Oberhausen. . Mitte August hat die Babcock-Gießerei Insolvenzantrag gestellt. Beim Schichtwechsel vor Ort. Die Stimmung in der 100-köpfigen Belegschaft reicht von Hoffen bis Bangen.

Donnerstagmittag, kurz nach 13 Uhr. Eine Gruppe von Mitarbeitern der Babcock-Gießerei kommt auf das Werksgelände an der Duisburger Straße. Man ist auf dem Weg zur Stempeluhr. Um 13.30 Uhr beginnt die Mittagsschicht. Der erste Versuch einer Kontaktaufnahme scheitert kläglich Wie denn so die Stimmung unter den Kollegen ist? „Kein Kommentar“, raunt einer der Männer und geht dann zielstrebig mit den anderen in die große Gießereihalle. Die Verschwiegenheit ist verständlich. Mitte August musste das Traditionsunternehmen Insolvenzantrag stellen, die Zukunft ist noch ungewiss.

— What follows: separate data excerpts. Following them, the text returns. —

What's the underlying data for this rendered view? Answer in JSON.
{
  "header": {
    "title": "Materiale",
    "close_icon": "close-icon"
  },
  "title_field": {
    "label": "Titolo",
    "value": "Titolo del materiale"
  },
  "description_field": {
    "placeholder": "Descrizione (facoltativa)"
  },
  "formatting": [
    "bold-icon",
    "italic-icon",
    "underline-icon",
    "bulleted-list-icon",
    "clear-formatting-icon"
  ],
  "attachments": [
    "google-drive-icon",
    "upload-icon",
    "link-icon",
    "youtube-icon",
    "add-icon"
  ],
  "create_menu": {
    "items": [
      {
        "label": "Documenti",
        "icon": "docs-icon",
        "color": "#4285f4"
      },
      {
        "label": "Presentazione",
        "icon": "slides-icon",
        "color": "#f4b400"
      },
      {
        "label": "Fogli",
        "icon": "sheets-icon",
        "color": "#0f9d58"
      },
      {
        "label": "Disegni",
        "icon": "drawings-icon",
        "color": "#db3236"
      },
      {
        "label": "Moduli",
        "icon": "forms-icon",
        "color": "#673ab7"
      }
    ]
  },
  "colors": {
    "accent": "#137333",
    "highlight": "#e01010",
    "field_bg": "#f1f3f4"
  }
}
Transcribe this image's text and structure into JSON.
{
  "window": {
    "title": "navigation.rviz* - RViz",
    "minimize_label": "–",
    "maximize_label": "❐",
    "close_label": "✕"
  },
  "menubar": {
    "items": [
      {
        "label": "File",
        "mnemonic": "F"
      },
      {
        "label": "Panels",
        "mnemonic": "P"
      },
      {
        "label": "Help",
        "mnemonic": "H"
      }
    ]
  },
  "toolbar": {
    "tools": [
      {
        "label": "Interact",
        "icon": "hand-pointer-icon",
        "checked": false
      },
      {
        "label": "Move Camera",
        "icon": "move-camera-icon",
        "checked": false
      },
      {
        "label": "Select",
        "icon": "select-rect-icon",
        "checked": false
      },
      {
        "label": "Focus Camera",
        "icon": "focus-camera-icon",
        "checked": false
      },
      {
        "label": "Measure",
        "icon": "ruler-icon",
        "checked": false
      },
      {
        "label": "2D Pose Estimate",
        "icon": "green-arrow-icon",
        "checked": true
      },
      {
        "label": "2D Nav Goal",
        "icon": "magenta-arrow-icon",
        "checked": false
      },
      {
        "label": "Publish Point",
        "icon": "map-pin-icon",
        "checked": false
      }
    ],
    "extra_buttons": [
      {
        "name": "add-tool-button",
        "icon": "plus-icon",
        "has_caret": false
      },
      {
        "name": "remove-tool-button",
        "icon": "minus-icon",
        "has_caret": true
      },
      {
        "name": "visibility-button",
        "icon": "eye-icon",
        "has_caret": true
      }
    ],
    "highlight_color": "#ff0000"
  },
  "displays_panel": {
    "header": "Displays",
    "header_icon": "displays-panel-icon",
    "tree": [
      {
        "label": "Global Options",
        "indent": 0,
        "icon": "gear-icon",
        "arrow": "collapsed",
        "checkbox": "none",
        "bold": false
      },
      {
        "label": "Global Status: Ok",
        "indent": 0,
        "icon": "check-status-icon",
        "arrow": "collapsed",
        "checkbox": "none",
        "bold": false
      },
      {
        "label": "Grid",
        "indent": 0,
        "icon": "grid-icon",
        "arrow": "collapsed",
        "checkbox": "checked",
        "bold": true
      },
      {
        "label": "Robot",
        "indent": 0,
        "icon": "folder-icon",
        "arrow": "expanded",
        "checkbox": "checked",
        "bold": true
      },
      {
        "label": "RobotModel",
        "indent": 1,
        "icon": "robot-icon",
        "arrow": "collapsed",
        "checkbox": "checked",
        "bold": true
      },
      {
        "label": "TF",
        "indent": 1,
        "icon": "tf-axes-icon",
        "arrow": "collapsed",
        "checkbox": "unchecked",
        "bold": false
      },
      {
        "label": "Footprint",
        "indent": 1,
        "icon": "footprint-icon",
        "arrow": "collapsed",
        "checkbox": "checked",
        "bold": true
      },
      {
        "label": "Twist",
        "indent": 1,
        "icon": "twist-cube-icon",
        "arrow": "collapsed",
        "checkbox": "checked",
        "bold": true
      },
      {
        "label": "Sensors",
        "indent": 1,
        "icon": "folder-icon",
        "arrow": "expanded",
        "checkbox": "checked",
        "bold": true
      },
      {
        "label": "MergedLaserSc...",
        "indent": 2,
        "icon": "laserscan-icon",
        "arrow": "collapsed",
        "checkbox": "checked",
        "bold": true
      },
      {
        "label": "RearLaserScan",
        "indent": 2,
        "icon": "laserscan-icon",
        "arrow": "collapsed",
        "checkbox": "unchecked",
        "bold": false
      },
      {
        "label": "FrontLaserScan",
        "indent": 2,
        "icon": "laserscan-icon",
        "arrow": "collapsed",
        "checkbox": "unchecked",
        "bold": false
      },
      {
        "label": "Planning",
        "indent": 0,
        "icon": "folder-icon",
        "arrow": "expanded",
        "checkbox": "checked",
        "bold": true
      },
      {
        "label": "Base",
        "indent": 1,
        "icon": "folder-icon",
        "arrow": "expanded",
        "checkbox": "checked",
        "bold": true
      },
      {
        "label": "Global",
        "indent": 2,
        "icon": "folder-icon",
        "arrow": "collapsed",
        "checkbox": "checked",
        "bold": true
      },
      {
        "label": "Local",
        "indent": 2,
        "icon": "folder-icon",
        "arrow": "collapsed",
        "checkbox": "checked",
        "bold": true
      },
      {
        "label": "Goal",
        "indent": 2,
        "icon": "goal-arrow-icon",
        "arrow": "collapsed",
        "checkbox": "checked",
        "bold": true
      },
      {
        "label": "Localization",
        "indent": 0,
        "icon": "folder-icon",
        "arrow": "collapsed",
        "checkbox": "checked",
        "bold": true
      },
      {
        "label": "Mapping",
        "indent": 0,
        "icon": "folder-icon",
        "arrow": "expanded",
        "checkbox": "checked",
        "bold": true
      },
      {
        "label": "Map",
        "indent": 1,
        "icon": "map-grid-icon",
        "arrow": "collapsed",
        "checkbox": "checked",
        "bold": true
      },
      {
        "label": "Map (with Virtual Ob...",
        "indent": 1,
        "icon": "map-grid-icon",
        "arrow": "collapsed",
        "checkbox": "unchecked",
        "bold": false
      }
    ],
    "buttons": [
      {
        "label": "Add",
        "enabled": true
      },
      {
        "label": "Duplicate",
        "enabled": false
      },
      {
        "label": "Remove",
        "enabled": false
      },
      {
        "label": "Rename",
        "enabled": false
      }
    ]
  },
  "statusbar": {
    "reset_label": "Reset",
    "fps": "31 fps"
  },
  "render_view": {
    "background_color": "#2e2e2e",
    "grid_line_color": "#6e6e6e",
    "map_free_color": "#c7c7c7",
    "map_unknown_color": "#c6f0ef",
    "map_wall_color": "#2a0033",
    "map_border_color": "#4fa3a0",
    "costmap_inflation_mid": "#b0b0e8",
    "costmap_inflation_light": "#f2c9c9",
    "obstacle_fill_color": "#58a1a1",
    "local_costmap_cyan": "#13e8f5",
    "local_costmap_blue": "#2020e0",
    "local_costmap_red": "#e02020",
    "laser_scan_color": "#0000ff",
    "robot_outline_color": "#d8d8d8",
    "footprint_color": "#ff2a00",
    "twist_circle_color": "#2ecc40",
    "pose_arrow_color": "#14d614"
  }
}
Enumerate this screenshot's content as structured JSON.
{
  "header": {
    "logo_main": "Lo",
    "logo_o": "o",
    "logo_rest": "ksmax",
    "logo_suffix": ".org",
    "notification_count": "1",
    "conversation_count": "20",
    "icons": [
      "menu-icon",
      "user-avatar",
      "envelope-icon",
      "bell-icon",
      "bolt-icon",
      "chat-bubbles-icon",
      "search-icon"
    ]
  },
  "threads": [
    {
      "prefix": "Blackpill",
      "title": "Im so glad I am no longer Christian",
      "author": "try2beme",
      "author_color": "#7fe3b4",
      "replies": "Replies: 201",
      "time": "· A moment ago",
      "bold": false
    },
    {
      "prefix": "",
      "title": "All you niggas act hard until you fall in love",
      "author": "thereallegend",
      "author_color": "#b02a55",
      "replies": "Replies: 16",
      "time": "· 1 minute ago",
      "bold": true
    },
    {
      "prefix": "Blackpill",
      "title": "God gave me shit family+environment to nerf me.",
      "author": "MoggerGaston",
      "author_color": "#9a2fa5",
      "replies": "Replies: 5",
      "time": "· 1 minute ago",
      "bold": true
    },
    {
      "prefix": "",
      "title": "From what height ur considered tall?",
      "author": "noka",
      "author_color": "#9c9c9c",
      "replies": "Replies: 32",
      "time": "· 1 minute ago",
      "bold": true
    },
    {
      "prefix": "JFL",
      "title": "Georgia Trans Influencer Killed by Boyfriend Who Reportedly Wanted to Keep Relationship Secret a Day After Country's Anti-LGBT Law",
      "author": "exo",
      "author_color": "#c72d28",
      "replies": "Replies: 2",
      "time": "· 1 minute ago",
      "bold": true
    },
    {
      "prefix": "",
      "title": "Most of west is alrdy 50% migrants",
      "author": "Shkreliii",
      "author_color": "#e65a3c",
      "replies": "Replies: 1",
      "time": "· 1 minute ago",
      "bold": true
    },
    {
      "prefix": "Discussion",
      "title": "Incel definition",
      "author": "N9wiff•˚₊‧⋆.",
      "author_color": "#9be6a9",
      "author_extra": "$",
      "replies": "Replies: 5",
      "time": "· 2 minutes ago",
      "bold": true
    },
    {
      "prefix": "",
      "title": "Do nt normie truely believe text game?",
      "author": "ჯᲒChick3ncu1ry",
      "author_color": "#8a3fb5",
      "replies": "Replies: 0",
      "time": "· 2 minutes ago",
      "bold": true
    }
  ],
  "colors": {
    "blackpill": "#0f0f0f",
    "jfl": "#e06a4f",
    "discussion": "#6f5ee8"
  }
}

Die Löhne für Juli sind zwar überwiesen und – davon sind sowohl der Betriebsratsvorsitzende Andreas Hahn als auch Tristan Preusse, Assistent der Geschäftsführung, fest überzeugt – das Geld für die kommenden zwei Monatsgehälter ist auch vorhanden. Doch wie wird es ab November weitergehen? Das ist die große Frage, an deren Beantwortung die Geschäftsführung und der vorläufige Insolvenzverwalter Sebastian Henneke arbeiten.

Löhne wurden überwiesen

Währenddessen läuft der Zweischicht-Betrieb wie gewohnt weiter, werden alte Aufträge abgearbeitet, wird über neue verhandelt, mit interessierten Investoren und Käufern gesprochen. Aktivitäten, die Thomas Hinz (42), der seit 26 Jahren im Betrieb ist, positiv stimmen. „Die Aufträge sind doch da. Der Lohn ist überwiesen. Wir arbeiten ordentlich weiter. Ich sehe das alles positiv.“

Für ihn ist das Glas eben nicht halb leer, sondern halb voll. Sich um eine Arbeit bei einem anderen Unternehmen zu bemühen, darüber denkt er noch nicht nach. Es wäre auch nicht leicht, etwas Adäquates in der näheren Umgebung zu finden. Freie Gießerei-Jobs gibt’s, wenn überhaupt, eher in Süddeutschland.

Ungewisse Zukunft

Ähnlich gestimmt ist auch sein Kollege Christian Peters (42). Seit fünf Jahren arbeitet er als Transporteur in der Modellschreinerei. Als Familienvater mit zwei Kindern spielt die Auszahlung des Lohns für ihn natürlich eine große Rolle. „Über Hartz IV mach ich mir noch keine Gedanken.“

Es gibt aber auch andere Stimmen und Stimmungen. Daniel Roth, seit sechseinhalb Jahren dabei: „Hartz IV? Natürlich beschäftigt man sich damit. Die Atmosphäre ist gereizt.“ Die Ungewissheit, wie die Zukunft aussieht, mache natürlich ihm und anderen zu schaffen.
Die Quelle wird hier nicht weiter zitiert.